Re: [PATCH] x86: enable HAVE_LD_DEAD_CODE_DATA_ELIMINATION

From: Nathan Chancellor
Date: Mon Apr 22 2024 - 15:24:56 EST


Hi Yuntao,

Just a drive by review since I saw this patch via another CC in my
inbox, I would wait for x86 maintainer thoughts before sending a v2.

On Mon, Apr 22, 2024 at 06:05:56AM +0000, Yuntao Liu wrote:
> The current x86 architecture does not yet support the
> HAVE_LD_DEAD_CODE_DATA_ELIMINATION feature. x86 is widely used in
> embedded scenarios, and enabling this feature would be beneficial for
> reducing the size of the kernel image.
>
> In order to make this work, we keep the necessary tables by annotating
> them with KEEP, also it requires further changes to linker script to KEEP
> some tables and wildcard compiler generated sections into the right place.
>
> Enabling CONFIG_UNWINDER_ORC or CONFIG_MITIGATION_RETPOLINE will enable
> the objtool's --orc and --retpoline parameters, which will alter the
> layout of the binary file, thereby preventing gc-sections from functioning
> properly.
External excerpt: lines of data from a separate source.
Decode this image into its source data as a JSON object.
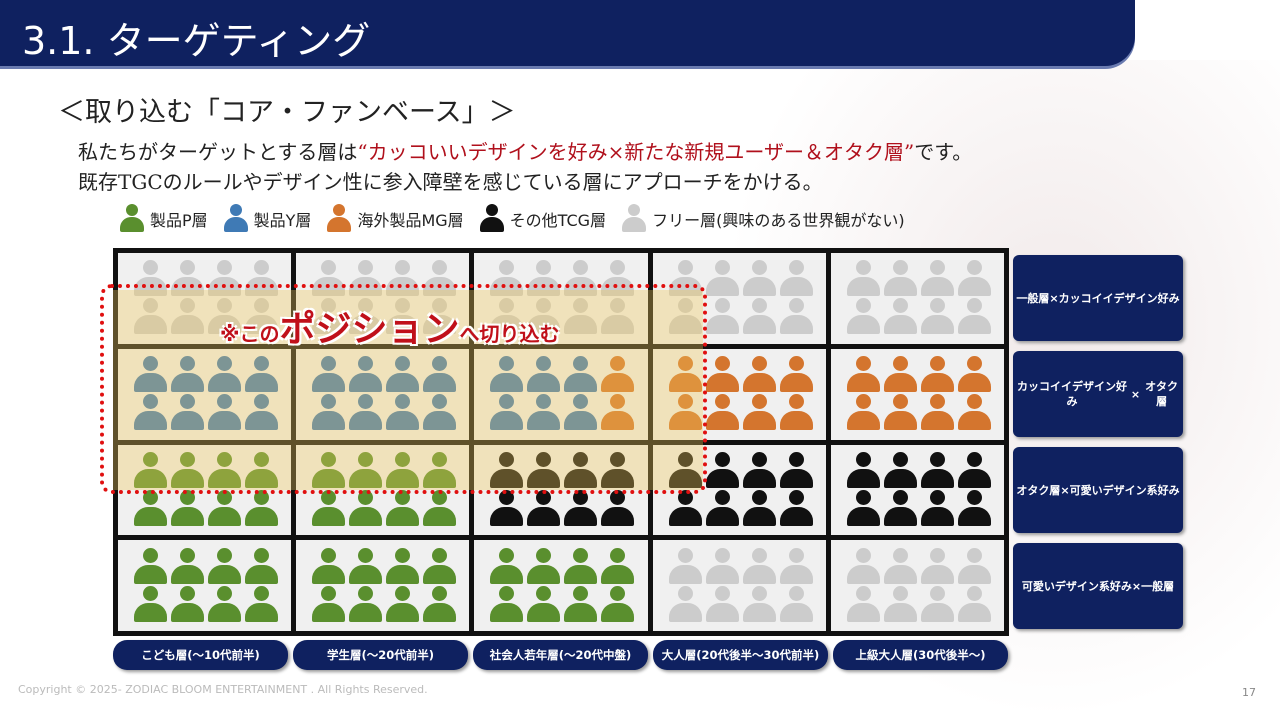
{
  "header": {
    "title": "3.1. ターゲティング"
  },
  "subtitle": "＜取り込む「コア・ファンベース」＞",
  "desc": {
    "line1_pre": "私たちがターゲットとする層は",
    "line1_highlight": "“カッコいいデザインを好み×新たな新規ユーザー＆オタク層”",
    "line1_post": "です。",
    "line2": "既存TGCのルールやデザイン性に参入障壁を感じている層にアプローチをかける。"
  },
  "colors": {
    "P": "#5a8f2e",
    "Y": "#3f7ab5",
    "M": "#d4752e",
    "T": "#111111",
    "F": "#cccccc",
    "G": "#cccccc",
    "accent": "#0f2160",
    "highlight": "#c0101a"
  },
  "legend": [
    {
      "key": "P",
      "label": "製品P層"
    },
    {
      "key": "Y",
      "label": "製品Y層"
    },
    {
      "key": "M",
      "label": "海外製品MG層"
    },
    {
      "key": "T",
      "label": "その他TCG層"
    },
    {
      "key": "F",
      "label": "フリー層(興味のある世界観がない)"
    }
  ],
  "grid": {
    "cells": [
      [
        "FFFFFFFF",
        "FFFFFFFF",
        "FFFFFFFF",
        "FFFFFFFF",
        "FFFFFFFF"
      ],
      [
        "YYYYYYYY",
        "YYYYYYYY",
        "YYYMYYYM",
        "MMMMMMMM",
        "MMMMMMMM"
      ],
      [
        "PPPPPPPP",
        "PPPPPPPP",
        "TTTTTTTT",
        "TTTTTTTT",
        "TTTTTTTT"
      ],
      [
        "PPPPPPPP",
        "PPPPPPPP",
        "PPPPPPPP",
        "FFFFFFFF",
        "FFFFFFFF"
      ]
    ]
  },
  "catch": {
    "small1": "※この",
    "large": "ポジション",
    "small2": "へ切り込む"
  },
  "row_labels": [
    [
      "一般層",
      "×",
      "カッコイイデザイン好み"
    ],
    [
      "カッコイイデザイン好み",
      "×",
      "オタク層"
    ],
    [
      "オタク層",
      "×",
      "可愛いデザイン系好み"
    ],
    [
      "可愛いデザイン系好み",
      "×",
      "一般層"
    ]
  ],
  "col_labels": [
    "こども層(～10代前半)",
    "学生層(～20代前半)",
    "社会人若年層(～20代中盤)",
    "大人層(20代後半～30代前半)",
    "上級大人層(30代後半～)"
  ],
  "footer": {
    "copyright": "Copyright © 2025- ZODIAC BLOOM ENTERTAINMENT . All Rights Reserved.",
    "page": "17"
  }
}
Therefore, HAVE_LD_DEAD_CODE_DATA_ELIMINATION should only be
> selected when they are not enabled.
>
> Enabling CONFIG_LTO_CLANG or CONFIG_X86_KERNEL_IBT will use vmlinux.o
> instead of performing the slow LTO link again. This can also prevent
> gc-sections from functioning properly. Therefore, using this optimization
> when CONFIG_LD_DEAD_CODE_DATA_ELIMINATION is not enabled.
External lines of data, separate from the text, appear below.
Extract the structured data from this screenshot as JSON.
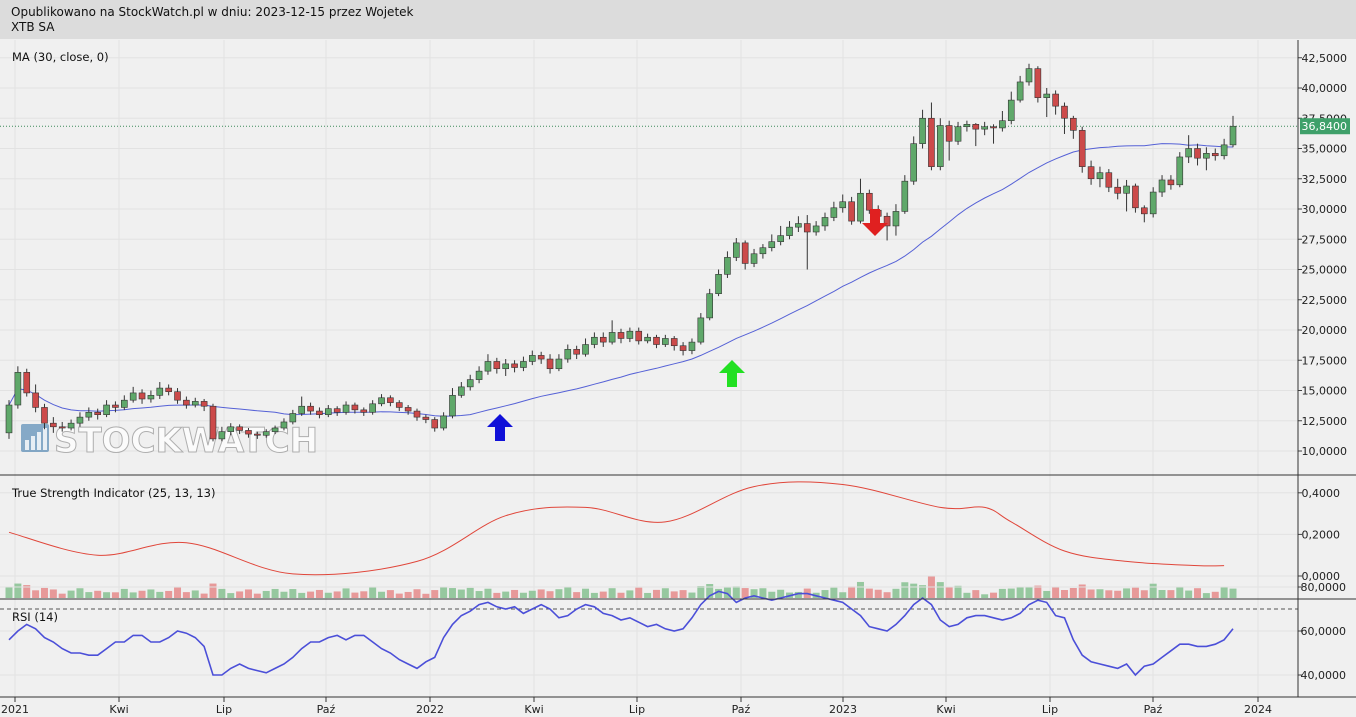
{
  "header": {
    "published": "Opublikowano na StockWatch.pl w dniu: 2023-12-15 przez Wojetek",
    "ticker": "XTB SA"
  },
  "watermark": "STOCKWATCH",
  "colors": {
    "up": "#5fa86a",
    "down": "#cc4a4a",
    "ma": "#5561d6",
    "tsi": "#e0463a",
    "rsi": "#4b4fd8",
    "background": "#f0f0f0"
  },
  "chart_data": [
    {
      "type": "candlestick",
      "title": "MA (30, close, 0)",
      "ylim": [
        9000,
        43500
      ],
      "y_ticks": [
        "10,0000",
        "12,5000",
        "15,0000",
        "17,5000",
        "20,0000",
        "22,5000",
        "25,0000",
        "27,5000",
        "30,0000",
        "32,5000",
        "35,0000",
        "37,5000",
        "40,0000",
        "42,5000"
      ],
      "last_price_label": "36,8400",
      "last_price": 36.84,
      "x_ticks": [
        "2021",
        "Kwi",
        "Lip",
        "Paź",
        "2022",
        "Kwi",
        "Lip",
        "Paź",
        "2023",
        "Kwi",
        "Lip",
        "Paź",
        "2024"
      ],
      "candles": [
        [
          11.5,
          13.8,
          11.0,
          14.2
        ],
        [
          13.8,
          16.5,
          13.5,
          17.0
        ],
        [
          16.5,
          14.8,
          14.5,
          16.8
        ],
        [
          14.8,
          13.6,
          13.2,
          15.5
        ],
        [
          13.6,
          12.3,
          11.8,
          13.9
        ],
        [
          12.3,
          12.0,
          11.5,
          12.8
        ],
        [
          12.0,
          11.9,
          11.6,
          12.4
        ],
        [
          11.9,
          12.3,
          11.7,
          12.6
        ],
        [
          12.3,
          12.8,
          12.0,
          13.2
        ],
        [
          12.8,
          13.2,
          12.5,
          13.6
        ],
        [
          13.2,
          13.0,
          12.6,
          13.5
        ],
        [
          13.0,
          13.8,
          12.8,
          14.2
        ],
        [
          13.8,
          13.6,
          13.2,
          14.1
        ],
        [
          13.6,
          14.2,
          13.4,
          14.6
        ],
        [
          14.2,
          14.8,
          14.0,
          15.3
        ],
        [
          14.8,
          14.3,
          13.9,
          15.1
        ],
        [
          14.3,
          14.6,
          14.0,
          15.0
        ],
        [
          14.6,
          15.2,
          14.3,
          15.7
        ],
        [
          15.2,
          14.9,
          14.6,
          15.5
        ],
        [
          14.9,
          14.2,
          13.9,
          15.2
        ],
        [
          14.2,
          13.8,
          13.5,
          14.5
        ],
        [
          13.8,
          14.1,
          13.6,
          14.4
        ],
        [
          14.1,
          13.7,
          13.3,
          14.3
        ],
        [
          13.7,
          11.0,
          10.8,
          13.9
        ],
        [
          11.0,
          11.6,
          10.8,
          12.0
        ],
        [
          11.6,
          12.0,
          11.3,
          12.3
        ],
        [
          12.0,
          11.7,
          11.4,
          12.2
        ],
        [
          11.7,
          11.4,
          11.1,
          11.9
        ],
        [
          11.4,
          11.3,
          11.0,
          11.6
        ],
        [
          11.3,
          11.6,
          11.1,
          11.8
        ],
        [
          11.6,
          11.9,
          11.4,
          12.1
        ],
        [
          11.9,
          12.4,
          11.7,
          12.7
        ],
        [
          12.4,
          13.1,
          12.2,
          13.4
        ],
        [
          13.1,
          13.7,
          12.9,
          14.5
        ],
        [
          13.7,
          13.3,
          13.0,
          14.0
        ],
        [
          13.3,
          13.0,
          12.7,
          13.6
        ],
        [
          13.0,
          13.5,
          12.8,
          13.8
        ],
        [
          13.5,
          13.2,
          12.9,
          13.7
        ],
        [
          13.2,
          13.8,
          13.0,
          14.1
        ],
        [
          13.8,
          13.4,
          13.1,
          14.0
        ],
        [
          13.4,
          13.2,
          12.9,
          13.6
        ],
        [
          13.2,
          13.9,
          13.0,
          14.2
        ],
        [
          13.9,
          14.4,
          13.7,
          14.7
        ],
        [
          14.4,
          14.0,
          13.7,
          14.6
        ],
        [
          14.0,
          13.6,
          13.3,
          14.2
        ],
        [
          13.6,
          13.3,
          13.0,
          13.8
        ],
        [
          13.3,
          12.8,
          12.5,
          13.5
        ],
        [
          12.8,
          12.6,
          12.3,
          13.0
        ],
        [
          12.6,
          11.9,
          11.6,
          12.8
        ],
        [
          11.9,
          12.9,
          11.7,
          13.2
        ],
        [
          12.9,
          14.6,
          12.7,
          15.2
        ],
        [
          14.6,
          15.3,
          14.4,
          15.7
        ],
        [
          15.3,
          15.9,
          15.0,
          16.3
        ],
        [
          15.9,
          16.6,
          15.6,
          17.0
        ],
        [
          16.6,
          17.4,
          16.3,
          18.0
        ],
        [
          17.4,
          16.8,
          16.4,
          17.7
        ],
        [
          16.8,
          17.2,
          16.2,
          17.6
        ],
        [
          17.2,
          16.9,
          16.5,
          17.5
        ],
        [
          16.9,
          17.4,
          16.6,
          17.8
        ],
        [
          17.4,
          17.9,
          17.1,
          18.3
        ],
        [
          17.9,
          17.6,
          17.2,
          18.2
        ],
        [
          17.6,
          16.8,
          16.4,
          18.0
        ],
        [
          16.8,
          17.6,
          16.6,
          18.0
        ],
        [
          17.6,
          18.4,
          17.3,
          18.8
        ],
        [
          18.4,
          18.0,
          17.6,
          18.7
        ],
        [
          18.0,
          18.8,
          17.8,
          19.3
        ],
        [
          18.8,
          19.4,
          18.5,
          19.8
        ],
        [
          19.4,
          19.0,
          18.6,
          19.8
        ],
        [
          19.0,
          19.8,
          18.8,
          20.8
        ],
        [
          19.8,
          19.3,
          18.9,
          20.1
        ],
        [
          19.3,
          19.9,
          19.0,
          20.2
        ],
        [
          19.9,
          19.1,
          18.8,
          20.2
        ],
        [
          19.1,
          19.4,
          18.9,
          19.7
        ],
        [
          19.4,
          18.8,
          18.5,
          19.6
        ],
        [
          18.8,
          19.3,
          18.6,
          19.6
        ],
        [
          19.3,
          18.7,
          18.3,
          19.5
        ],
        [
          18.7,
          18.3,
          17.9,
          19.0
        ],
        [
          18.3,
          19.0,
          18.0,
          19.3
        ],
        [
          19.0,
          21.0,
          18.8,
          21.4
        ],
        [
          21.0,
          23.0,
          20.8,
          23.4
        ],
        [
          23.0,
          24.6,
          22.8,
          25.0
        ],
        [
          24.6,
          26.0,
          24.3,
          26.5
        ],
        [
          26.0,
          27.2,
          25.7,
          27.6
        ],
        [
          27.2,
          25.5,
          25.0,
          27.4
        ],
        [
          25.5,
          26.3,
          25.2,
          26.7
        ],
        [
          26.3,
          26.8,
          25.9,
          27.1
        ],
        [
          26.8,
          27.3,
          26.5,
          27.9
        ],
        [
          27.3,
          27.8,
          27.0,
          28.6
        ],
        [
          27.8,
          28.5,
          27.5,
          29.0
        ],
        [
          28.5,
          28.8,
          28.1,
          29.4
        ],
        [
          28.8,
          28.1,
          25.0,
          29.5
        ],
        [
          28.1,
          28.6,
          27.8,
          29.0
        ],
        [
          28.6,
          29.3,
          28.2,
          29.7
        ],
        [
          29.3,
          30.1,
          29.0,
          30.6
        ],
        [
          30.1,
          30.6,
          29.7,
          31.2
        ],
        [
          30.6,
          29.0,
          28.7,
          31.0
        ],
        [
          29.0,
          31.3,
          28.8,
          32.5
        ],
        [
          31.3,
          29.9,
          29.6,
          31.6
        ],
        [
          29.9,
          29.4,
          28.9,
          30.3
        ],
        [
          29.4,
          28.6,
          27.4,
          29.7
        ],
        [
          28.6,
          29.8,
          27.8,
          30.4
        ],
        [
          29.8,
          32.3,
          29.6,
          32.8
        ],
        [
          32.3,
          35.4,
          32.0,
          36.0
        ],
        [
          35.4,
          37.5,
          35.0,
          38.2
        ],
        [
          37.5,
          33.5,
          33.2,
          38.8
        ],
        [
          33.5,
          36.9,
          33.2,
          37.5
        ],
        [
          36.9,
          35.6,
          34.0,
          37.3
        ],
        [
          35.6,
          36.8,
          35.3,
          37.2
        ],
        [
          36.8,
          37.0,
          36.4,
          37.3
        ],
        [
          37.0,
          36.6,
          35.2,
          37.1
        ],
        [
          36.6,
          36.8,
          36.1,
          37.2
        ],
        [
          36.8,
          36.7,
          35.4,
          37.0
        ],
        [
          36.7,
          37.3,
          36.4,
          38.1
        ],
        [
          37.3,
          39.0,
          37.0,
          39.7
        ],
        [
          39.0,
          40.5,
          38.8,
          41.0
        ],
        [
          40.5,
          41.6,
          40.2,
          42.0
        ],
        [
          41.6,
          39.2,
          38.8,
          41.8
        ],
        [
          39.2,
          39.5,
          37.6,
          40.0
        ],
        [
          39.5,
          38.5,
          37.8,
          39.8
        ],
        [
          38.5,
          37.5,
          36.2,
          38.8
        ],
        [
          37.5,
          36.5,
          35.8,
          37.7
        ],
        [
          36.5,
          33.5,
          33.0,
          36.8
        ],
        [
          33.5,
          32.5,
          32.0,
          34.0
        ],
        [
          32.5,
          33.0,
          31.8,
          33.5
        ],
        [
          33.0,
          31.8,
          31.4,
          33.3
        ],
        [
          31.8,
          31.3,
          30.8,
          32.5
        ],
        [
          31.3,
          31.9,
          29.8,
          32.4
        ],
        [
          31.9,
          30.1,
          29.7,
          32.1
        ],
        [
          30.1,
          29.6,
          28.9,
          30.3
        ],
        [
          29.6,
          31.4,
          29.3,
          31.8
        ],
        [
          31.4,
          32.4,
          31.0,
          32.8
        ],
        [
          32.4,
          32.0,
          31.6,
          32.8
        ],
        [
          32.0,
          34.3,
          31.8,
          34.7
        ],
        [
          34.3,
          35.0,
          33.8,
          36.1
        ],
        [
          35.0,
          34.2,
          33.6,
          35.4
        ],
        [
          34.2,
          34.6,
          33.2,
          35.1
        ],
        [
          34.6,
          34.4,
          34.0,
          35.0
        ],
        [
          34.4,
          35.3,
          34.1,
          35.8
        ],
        [
          35.3,
          36.84,
          35.1,
          37.7
        ]
      ]
    },
    {
      "type": "line",
      "title": "True Strength Indicator (25, 13, 13)",
      "ylim": [
        -0.02,
        0.45
      ],
      "y_ticks": [
        "0,4000",
        "0,2000",
        "0,0000"
      ],
      "x": [
        0,
        10,
        20,
        32,
        46,
        56,
        65,
        74,
        84,
        94,
        105,
        110,
        113,
        119,
        126,
        134,
        137
      ],
      "values": [
        0.21,
        0.1,
        0.16,
        0.01,
        0.07,
        0.29,
        0.33,
        0.26,
        0.43,
        0.44,
        0.33,
        0.33,
        0.26,
        0.12,
        0.07,
        0.05,
        0.05
      ]
    },
    {
      "type": "line",
      "title": "RSI (14)",
      "ylim": [
        29,
        82
      ],
      "y_ticks": [
        "80,0000",
        "60,0000",
        "40,0000"
      ],
      "values": [
        56,
        60,
        63,
        61,
        57,
        55,
        52,
        50,
        50,
        49,
        49,
        52,
        55,
        55,
        58,
        58,
        55,
        55,
        57,
        60,
        59,
        57,
        53,
        40,
        40,
        43,
        45,
        43,
        42,
        41,
        43,
        45,
        48,
        52,
        55,
        55,
        57,
        58,
        56,
        58,
        58,
        55,
        52,
        50,
        47,
        45,
        43,
        46,
        48,
        57,
        63,
        67,
        69,
        72,
        73,
        71,
        70,
        71,
        68,
        70,
        72,
        70,
        66,
        67,
        70,
        72,
        71,
        68,
        67,
        65,
        66,
        64,
        62,
        63,
        61,
        60,
        61,
        66,
        72,
        76,
        78,
        77,
        73,
        75,
        76,
        75,
        74,
        75,
        76,
        77,
        77,
        76,
        75,
        74,
        73,
        70,
        67,
        62,
        61,
        60,
        63,
        67,
        72,
        75,
        72,
        65,
        62,
        63,
        66,
        67,
        67,
        66,
        65,
        66,
        68,
        72,
        74,
        73,
        67,
        66,
        56,
        49,
        46,
        45,
        44,
        43,
        45,
        40,
        44,
        45,
        48,
        51,
        54,
        54,
        53,
        53,
        54,
        56,
        61
      ]
    }
  ]
}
These two paragraphs indicate to me that this feature will be
unselectable the vast majority of x86 configurations, why should the
upstream kernel support it in that case?

> The size comparison of zImage is as follows:

^ bzImage?

> x86_def_defconfig i386_defconfig tinyconfig
> 10892288 10826240 607232 no dce
> 10748928 10719744 529408 dce
> 1.3% 0.98% 12.8% shrink
>
> When using smaller config file, there is a significant reduction in the
> size of the zImage.

Same here.

What toolchain was this tested with? There have been behavior
differences between the GNU and LLVM toolchains that have shown up when
dead code elimination is enabled, such as with 32-bit ARM [1] and RISC-V
[2]. While I am not saying there are any problems here, it would be good
to qualify how well this has been tested and perhaps do some testing
with other toolchains and versions, especially since you are touching
areas guarded by CONFIG_LTO_CLANG. Does the resulting kernel boot and
run properly?

[1]: https://lore.kernel.org/30b01c65-12f2-4ee0-81d5-c7a2da2c36b4@xxxxxxxxxxxxxxxx/
[2]: https://lore.kernel.org/20230622215327.GA1135447@dev-arch.thelio-3990X/

> ---
> arch/x86/Kconfig | 1 +
> arch/x86/kernel/vmlinux.lds.S | 24 ++++++++++++------------
> scripts/link-vmlinux.sh | 2 +-
> 3 files changed, 14 insertions(+), 13 deletions(-)
>
> diff --git a/arch/x86/Kconfig b/arch/x86/Kconfig
> index a902680b6537..92dfbc8ee4e7 100644
> --- a/arch/x86/Kconfig
> +++ b/arch/x86/Kconfig
> @@ -247,6 +247,7 @@ config X86
> select HAVE_FUNCTION_ERROR_INJECTION
> select HAVE_KRETPROBES
> select HAVE_RETHOOK
> + select HAVE_LD_DEAD_CODE_DATA_ELIMINATION if !CONFIG_UNWINDER_ORC && !CONFIG_MITIGATION_RETPOLINE

This is incorrect, it should be

select HAVE_LD_DEAD_CODE_DATA_ELIMINATION if !UNWINDER_ORC && !MITIGATION_RETPOLINE

> select HAVE_LIVEPATCH if X86_64
> select HAVE_MIXED_BREAKPOINTS_REGS
> select HAVE_MOD_ARCH_SPECIFIC

Cheers,
Nathan